Private companies fail to implement the standard for accounting for leases


About 40 percent of private companies are behind in implementing the new lease accounting standard or have yet to start preparing, even though the implementation deadline is approaching, according to a new survey.

The deadline for most US-based private companies to adopt the new standard is next January, and many kicked off the transition project earlier this year. The investigation, by rental accounting software provider LeaseAccelerator, found that 12 percent of 350 financial and accountant executives surveyed from private companies based in the United States indicated that they had already completed the project.

Those that have completed the transition include private companies that are planning IPOs in the near future or that are in the process of being acquired by a state-owned company. There are also private companies that have registered securities or are SEC filers and therefore must meet deadlines for public companies, which were due to start complying with the standard last December. About 48 percent of private companies surveyed said they were on time or ahead of schedule. However, some companies may underestimate the work effort left before they are required to comply, just as their state-owned company counterparts did before they were required to start complying last December.

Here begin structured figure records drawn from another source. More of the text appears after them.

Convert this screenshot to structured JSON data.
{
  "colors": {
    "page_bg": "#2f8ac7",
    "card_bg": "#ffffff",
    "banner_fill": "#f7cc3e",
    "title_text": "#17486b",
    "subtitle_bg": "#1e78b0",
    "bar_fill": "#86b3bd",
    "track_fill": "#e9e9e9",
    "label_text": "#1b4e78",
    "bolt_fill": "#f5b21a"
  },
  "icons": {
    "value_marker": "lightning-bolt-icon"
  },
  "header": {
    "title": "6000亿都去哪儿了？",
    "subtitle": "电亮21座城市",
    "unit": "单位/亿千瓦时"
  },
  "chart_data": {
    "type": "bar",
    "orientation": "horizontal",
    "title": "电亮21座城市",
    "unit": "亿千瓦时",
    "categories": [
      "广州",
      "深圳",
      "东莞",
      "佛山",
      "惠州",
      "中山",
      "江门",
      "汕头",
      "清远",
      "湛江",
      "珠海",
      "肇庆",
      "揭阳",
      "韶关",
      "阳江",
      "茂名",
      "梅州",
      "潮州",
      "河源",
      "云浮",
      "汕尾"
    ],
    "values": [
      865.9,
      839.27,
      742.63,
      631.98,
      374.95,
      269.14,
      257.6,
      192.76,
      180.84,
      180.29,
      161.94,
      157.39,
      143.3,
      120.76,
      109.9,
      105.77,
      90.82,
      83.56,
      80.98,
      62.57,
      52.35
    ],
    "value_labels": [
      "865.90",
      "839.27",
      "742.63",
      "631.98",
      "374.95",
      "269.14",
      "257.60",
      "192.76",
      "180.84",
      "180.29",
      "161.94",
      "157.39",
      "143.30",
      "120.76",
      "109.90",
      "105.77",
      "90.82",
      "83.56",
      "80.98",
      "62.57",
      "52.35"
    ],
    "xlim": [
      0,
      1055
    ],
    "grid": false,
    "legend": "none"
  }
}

When asked to compare the standard for accounting for leases to the standard for accounting for income that has already come into effect, 75% of private company executives surveyed found the new rental standards to be more complex or also complex. Almost 55% of the companies surveyed find the rental contract accounting project to be more complex than initially expected. Collecting data, changing business processes, and managing enterprise-wide projects are the top three challenges they cited. More than 60 percent of private companies have formally appointed a project manager from the accounting or financial reporting team to lead the project.

Over 40% of those surveyed said they took inventory of their company-wide lease portfolio. The most difficult leases to analyze are not real estate contracts, but IT, fleet, plant, machinery and equipment leases.

Only 20 percent of those surveyed said their company had now selected a software vendor to support the new lease accounting standards. Over 50% plan to use spreadsheets.

“Private companies will have an additional year to prepare for ASC 842, as they will be able to learn from the real experiences of public companies adopting throughout 2019,” said Michael Keeler, CEO of LeaseAccelerator, in a statement. “As private companies continue their efforts to meet deadlines, they need to be aware not only of ‘Day 1’ considerations, but also of the need for scalable business processes in place for sustainable compliance. Ultimately, successful lease accounting will require a company-wide effort to regularly communicate portfolio changes between business units, corporate functions, and the accounting team.